RODEO is onderdeel van Doen of Laten?, een landelijk programma dat zorgverleners en patiënten bewust maakt dat niet alle zorg effectief is en sommige zorg zelfs schadelijk. Bij Doen of Laten? hoort een aantal projecten die nu landelijk geïmplementeerd worden, waaronder RODEO, dat – overbodige – diagnostiek betreft. Arts-promovendus Daniëlle Kroon (Radboudumc) houdt zich binnen Doen of Laten? bezig met het opschalen van interventies die eerder effectief bleken in het terugdringen van niet-gepaste zorg. Zij vertelt dat ze na het positieve resultaat dat de vier ziekenhuizen bereikten met RODEO, andere ziekenhuizen in het netwerk van Doen of Laten? ging enthousiasmeren om ook met RODEO aan de slag te gaan. ‘Op zich was dat niet moeilijk: men vindt het boeiend om na te denken over goede zorg vanuit klinisch redeneren.

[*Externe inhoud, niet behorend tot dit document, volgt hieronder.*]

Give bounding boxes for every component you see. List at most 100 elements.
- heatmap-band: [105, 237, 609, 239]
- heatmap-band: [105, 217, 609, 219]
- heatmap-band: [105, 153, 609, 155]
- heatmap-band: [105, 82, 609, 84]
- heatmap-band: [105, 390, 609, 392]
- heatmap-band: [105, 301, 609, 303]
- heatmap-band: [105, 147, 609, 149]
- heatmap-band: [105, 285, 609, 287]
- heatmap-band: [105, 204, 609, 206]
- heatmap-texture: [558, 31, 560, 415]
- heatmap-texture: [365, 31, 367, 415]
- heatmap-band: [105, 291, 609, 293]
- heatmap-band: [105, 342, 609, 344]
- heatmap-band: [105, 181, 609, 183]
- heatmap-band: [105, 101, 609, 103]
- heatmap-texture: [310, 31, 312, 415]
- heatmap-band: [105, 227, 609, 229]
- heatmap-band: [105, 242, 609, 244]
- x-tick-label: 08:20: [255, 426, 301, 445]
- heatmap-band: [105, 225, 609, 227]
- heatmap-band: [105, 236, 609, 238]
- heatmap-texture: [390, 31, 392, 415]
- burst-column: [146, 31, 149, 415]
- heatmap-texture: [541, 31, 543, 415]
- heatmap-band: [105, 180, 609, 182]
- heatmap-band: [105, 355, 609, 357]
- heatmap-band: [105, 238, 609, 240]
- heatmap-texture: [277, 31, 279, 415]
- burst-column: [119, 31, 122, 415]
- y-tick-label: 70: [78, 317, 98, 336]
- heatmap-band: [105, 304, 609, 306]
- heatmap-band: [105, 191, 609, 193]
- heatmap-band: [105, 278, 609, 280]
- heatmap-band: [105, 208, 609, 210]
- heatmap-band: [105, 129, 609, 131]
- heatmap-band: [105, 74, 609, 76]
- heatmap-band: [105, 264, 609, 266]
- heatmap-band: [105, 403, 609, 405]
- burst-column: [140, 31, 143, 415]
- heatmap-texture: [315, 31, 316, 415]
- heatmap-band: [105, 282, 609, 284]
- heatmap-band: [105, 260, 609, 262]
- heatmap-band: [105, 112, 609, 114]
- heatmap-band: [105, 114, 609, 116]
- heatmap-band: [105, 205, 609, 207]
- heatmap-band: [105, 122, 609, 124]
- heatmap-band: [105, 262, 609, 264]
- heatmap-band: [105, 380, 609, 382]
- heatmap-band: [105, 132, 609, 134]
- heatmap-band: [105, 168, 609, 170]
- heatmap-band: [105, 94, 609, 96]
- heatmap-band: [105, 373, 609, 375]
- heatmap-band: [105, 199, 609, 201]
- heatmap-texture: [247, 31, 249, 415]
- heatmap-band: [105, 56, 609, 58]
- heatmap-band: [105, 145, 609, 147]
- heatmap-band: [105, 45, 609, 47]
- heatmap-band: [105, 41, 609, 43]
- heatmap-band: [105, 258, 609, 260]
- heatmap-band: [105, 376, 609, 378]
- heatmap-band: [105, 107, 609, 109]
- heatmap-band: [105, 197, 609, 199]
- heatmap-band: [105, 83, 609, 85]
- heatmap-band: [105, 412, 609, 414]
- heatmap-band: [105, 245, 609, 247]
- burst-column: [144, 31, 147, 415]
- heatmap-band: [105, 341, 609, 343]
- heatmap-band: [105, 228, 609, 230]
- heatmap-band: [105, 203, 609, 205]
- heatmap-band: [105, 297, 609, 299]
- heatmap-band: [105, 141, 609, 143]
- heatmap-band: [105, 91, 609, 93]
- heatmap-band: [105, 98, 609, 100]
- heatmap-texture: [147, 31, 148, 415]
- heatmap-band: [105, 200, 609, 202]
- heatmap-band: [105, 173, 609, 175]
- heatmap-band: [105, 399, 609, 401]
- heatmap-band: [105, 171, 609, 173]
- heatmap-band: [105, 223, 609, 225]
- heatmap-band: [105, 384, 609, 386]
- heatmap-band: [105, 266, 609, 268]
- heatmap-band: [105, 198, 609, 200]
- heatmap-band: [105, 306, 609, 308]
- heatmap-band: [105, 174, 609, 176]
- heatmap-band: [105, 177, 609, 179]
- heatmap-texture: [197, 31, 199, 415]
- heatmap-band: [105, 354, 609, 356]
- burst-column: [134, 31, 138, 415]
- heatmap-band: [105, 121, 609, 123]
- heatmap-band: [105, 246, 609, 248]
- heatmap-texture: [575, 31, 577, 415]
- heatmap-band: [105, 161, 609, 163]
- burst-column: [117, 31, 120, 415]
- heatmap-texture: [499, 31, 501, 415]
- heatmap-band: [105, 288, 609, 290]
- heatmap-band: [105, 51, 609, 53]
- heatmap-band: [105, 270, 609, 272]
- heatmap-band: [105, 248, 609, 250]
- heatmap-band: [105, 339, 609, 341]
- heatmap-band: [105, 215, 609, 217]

Maar hoe begin je dan in de praktijk? Vanuit Doen of Laten? hebben we leernetwerken opgezet, waarin zorgprofessionals van verschillende ziekenhuizen met elkaar praten over bepaalde onderwerpen binnen een overkoepelend thema zoals diagnostiek. Van elkaar leren werkt.’ De leernetwerken komen een paar keer per jaar bij elkaar.
Aanvragen uit gewoonte
Kroon werkt samen met arts-onderzoeker en AIOS interne geneeskunde Roos Boerman (Amsterdam UMC, locatie VUmc). Boerman was als AIOS betrokken bij het RODEO-project in het Meander Medisch Centrum in Amersfoort en houdt zich nu tijdens haar promotietraject ook bezig met de landelijke opschaling ervan. Ze vertelt dat de ziekenhuizen die deelnemen, bijgestaan worden door een team van experts uit het eerste project, ondersteund door een deïmplementatiegids en een toolkit. ‘We hebben verschillende interventies omschreven die men kan inzetten om overbodige diagnostiek te voorkomen, gericht op het laboratorium. In eerste plaats is goed onderwijs hierover natuurlijk belangrijk, maar ook tijdens supervisie kan de vanzelfsprekendheid van het aanvragen van tests aangekaart worden. Daarnaast hebben we posters en zakkaartjes ontwikkeld waarop aandacht wordt gevraagd voor de indicaties en kosten van laboratoriumdiagnostiek. Ook belangrijk is het geven van feedback aan artsen over hoeveel laboratoriumdiagnostiek er wordt aangevraagd. Vaak worden verschillende tests uit gewoonte aangevraagd en wordt er niet altijd over nagedacht.’ Als voorbeeld uit de praktijk noemt Boerman de leverfunctietesten ASAT en ALAT, die bijna altijd samen worden aangevraagd. ‘De combinatie van beide testen is echter lang niet altijd nodig. Als je er intern afspraken over maakt, kan de ASAT-test vaak achterwege blijven. De focus ligt hierbij niet op de kosten, maar op het voorkomen van onnodige diagnostiek. Ook bij relatief goedkope tests moet je overbodige diagnostiek gewoon niet willen. Je belast een patiënt er onnodig mee, als er bijvoorbeeld extra geprikt moet worden.’ Overigens kan er ook onderdiagnostiek plaatsvinden, maar daar zijn voor Nederland zeer beperkt cijfers over bekend.